A new musical version of Jean Webster’s novel is the second production at London’s newest venue, the stylish St James Theatre. Adapted and directed by John Caird, with music and lyrics by Paul Gordon, it’s the story of the Pygmalion transformation of orphan Jerusha Abbott by an anonymous sponsor she nick names Daddy Long Legs. Through letters she’s instructed to write, but to which he never replies, they fall in love. Predictable of course, but this show is so charming you won’t mind leaving your cynicism at the door and simply enjoying yourself.
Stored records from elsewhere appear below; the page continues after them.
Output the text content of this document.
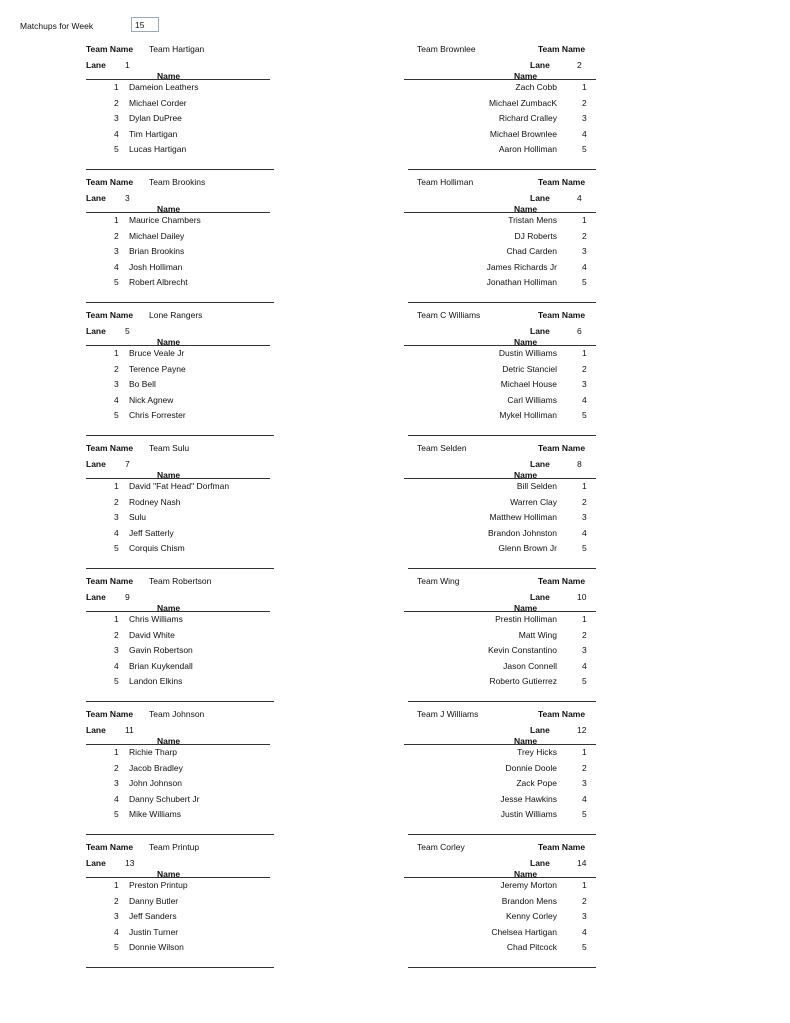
Matchups for Week	15
Team Name Team Hartigan
Lane 1
Name
1 Dameion Leathers
2 Michael Corder
3 Dylan DuPree
4 Tim Hartigan
5 Lucas Hartigan
Team Brownlee	Team Name
Lane	2
Name
Zach Cobb	1
Michael ZumbacK	2
Richard Cralley	3
Michael Brownlee	4
Aaron Holliman	5
Team Name Team Brookins
Lane 3
Name
1 Maurice Chambers
2 Michael Dailey
3 Brian Brookins
4 Josh Holliman
5 Robert Albrecht
Team Holliman	Team Name
Lane	4
Name
Tristan Mens	1
DJ Roberts	2
Chad Carden	3
James Richards Jr	4
Jonathan Holliman	5
Team Name Lone Rangers
Lane 5
Name
1 Bruce Veale Jr
2 Terence Payne
3 Bo Bell
4 Nick Agnew
5 Chris Forrester
Team C Williams	Team Name
Lane	6
Name
Dustin Williams	1
Detric Stanciel	2
Michael House	3
Carl Williams	4
Mykel Holliman	5
Team Name Team Sulu
Lane 7
Name
1 David "Fat Head" Dorfman
2 Rodney Nash
3 Sulu
4 Jeff Satterly
5 Corquis Chism
Team Selden	Team Name
Lane	8
Name
Bill Selden	1
Warren Clay	2
Matthew Holliman	3
Brandon Johnston	4
Glenn Brown Jr	5
Team Name Team Robertson
Lane 9
Name
1 Chris Williams
2 David White
3 Gavin Robertson
4 Brian Kuykendall
5 Landon Elkins
Team Wing	Team Name
Lane	10
Name
Prestin Holliman	1
Matt Wing	2
Kevin Constantino	3
Jason Connell	4
Roberto Gutierrez	5
Team Name Team Johnson
Lane 11
Name
1 Richie Tharp
2 Jacob Bradley
3 John Johnson
4 Danny Schubert Jr
5 Mike Williams
Team J Williams	Team Name
Lane	12
Name
Trey Hicks	1
Donnie Doole	2
Zack Pope	3
Jesse Hawkins	4
Justin Williams	5
Team Name Team Printup
Lane 13
Name
1 Preston Printup
2 Danny Butler
3 Jeff Sanders
4 Justin Turner
5 Donnie Wilson
Team Corley	Team Name
Lane	14
Name
Jeremy Morton	1
Brandon Mens	2
Kenny Corley	3
Chelsea Hartigan	4
Chad Pitcock	5
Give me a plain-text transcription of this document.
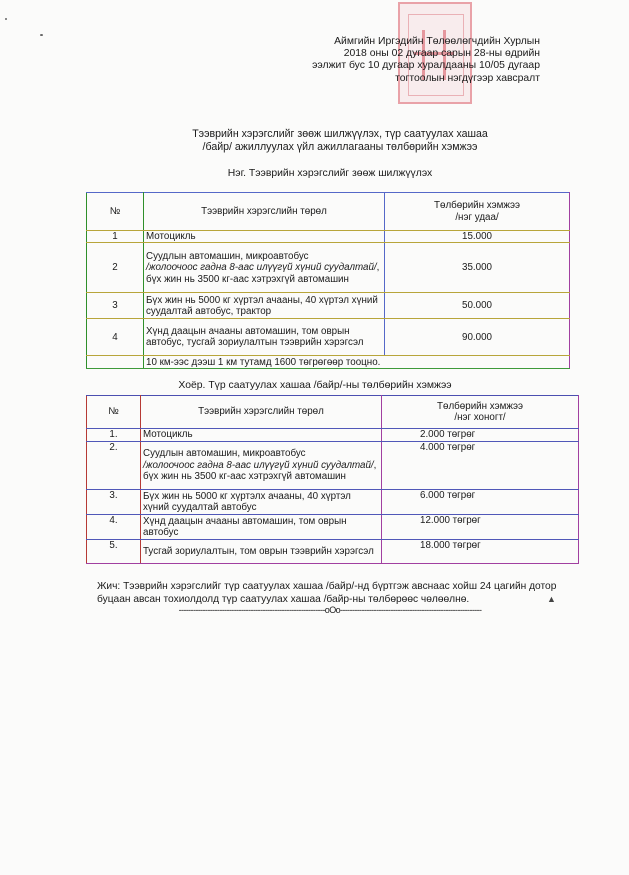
Аймгийн Иргэдийн Төлөөлөгчдийн Хурлын
2018 оны 02 дугаар сарын 28-ны өдрийн
ээлжит бус 10 дугаар хуралдааны 10/05 дугаар
тогтоолын нэгдүгээр хавсралт
Тээврийн хэрэгслийг зөөж шилжүүлэх, түр саатуулах хашаа
/байр/ ажиллуулах үйл ажиллагааны төлбөрийн хэмжээ
Нэг. Тээврийн хэрэгслийг зөөж шилжүүлэх
№	Тээврийн хэрэгслийн төрөл	Төлбөрийн хэмжээ
/нэг удаа/

1	Мотоцикль	15.000
2	Суудлын автомашин, микроавтобус
/жолоочоос гадна 8-аас илүүгүй хүний суудалтай/, бүх жин нь 3500 кг-аас хэтрэхгүй автомашин	35.000
3	Бүх жин нь 5000 кг хүртэл ачааны, 40 хүртэл хүний суудалтай автобус, трактор	50.000
4	Хүнд даацын ачааны автомашин, том оврын автобус, тусгай зориулалтын тээврийн хэрэгсэл	90.000
	10 км-ээс дээш 1 км тутамд 1600 төгрөгөөр тооцно.	
Хоёр. Түр саатуулах хашаа /байр/-ны төлбөрийн хэмжээ
№	Тээврийн хэрэгслийн төрөл	Төлбөрийн хэмжээ
/нэг хоногт/

1.	Мотоцикль	2.000 төгрөг
2.	Суудлын автомашин, микроавтобус
/жолоочоос гадна 8-аас илүүгүй хүний суудалтай/, бүх жин нь 3500 кг-аас хэтрэхгүй автомашин	4.000 төгрөг
3.	Бүх жин нь 5000 кг хүртэлх ачааны, 40 хүртэл хүний суудалтай автобус	6.000 төгрөг
4.	Хүнд даацын ачааны автомашин, том оврын автобус	12.000 төгрөг
5.	Тусгай зориулалтын, том оврын тээврийн хэрэгсэл	18.000 төгрөг
Жич: Тээврийн хэрэгслийг түр саатуулах хашаа /байр/-нд бүртгэж авснаас хойш 24 цагийн дотор буцаан авсан тохиолдолд түр саатуулах хашаа /байр-ны төлбөрөөс чөлөөлнө.	▲
-------------------------------------------------------------оОо-----------------------------------------------------------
Set aside any quibbles of this Gigi style adoption and romance between the older ‘daddy’ and his vulnerable dependent. Jerusha is such an appealing heroine, it’s not so much ‘thank heaven for little girls’ – but thank heavens for millionaires. She deserves her chances (and a nine-point plan for an arts education that Mr Gove should take note of). It’s easy to see why Jervis, the lonely beneficial bachelor, falls for her. Perhaps Jervis’ angst at the “little deceit” he perpetrates doesn’t quite convince and the resolution is a tad pat, but by the end you don’t just expect that – you want it. It would be a travesty if things didn’t end happily and it isn’t much of a plot spoiler to put your mind at ease.
Megan McGinnis gives a tremendous performance that ensures you fall in love with her character. Beneath the saccharine is a sharp mind that comments on snobbery and sexism with an ironic sensibility and a superb knack for building the show’s gentle humour. Jervis is less appealing, but Rob Hancock does well to show his character’s vulnerability. This is a tightly acted two-hander with accomplished singing of a sweet score with some delightful lyrics. Bringing the show, and roles they originated with them from America, McGinnis and Hancock are a well-practised team and it shows.
Daddy Long-Legs is unusually, refreshingly, innocent with two bibliophiles courting in old-fashioned style. As Jerusha discovers her emotions, and Jervis becomes some kind of Upper East Side Orlando pasting her letters to his study walls, you can’t help but wish them well. Daddy Long Legs should really be too corny to work but it’s a mark of its greatness that even the most jaded will be won over.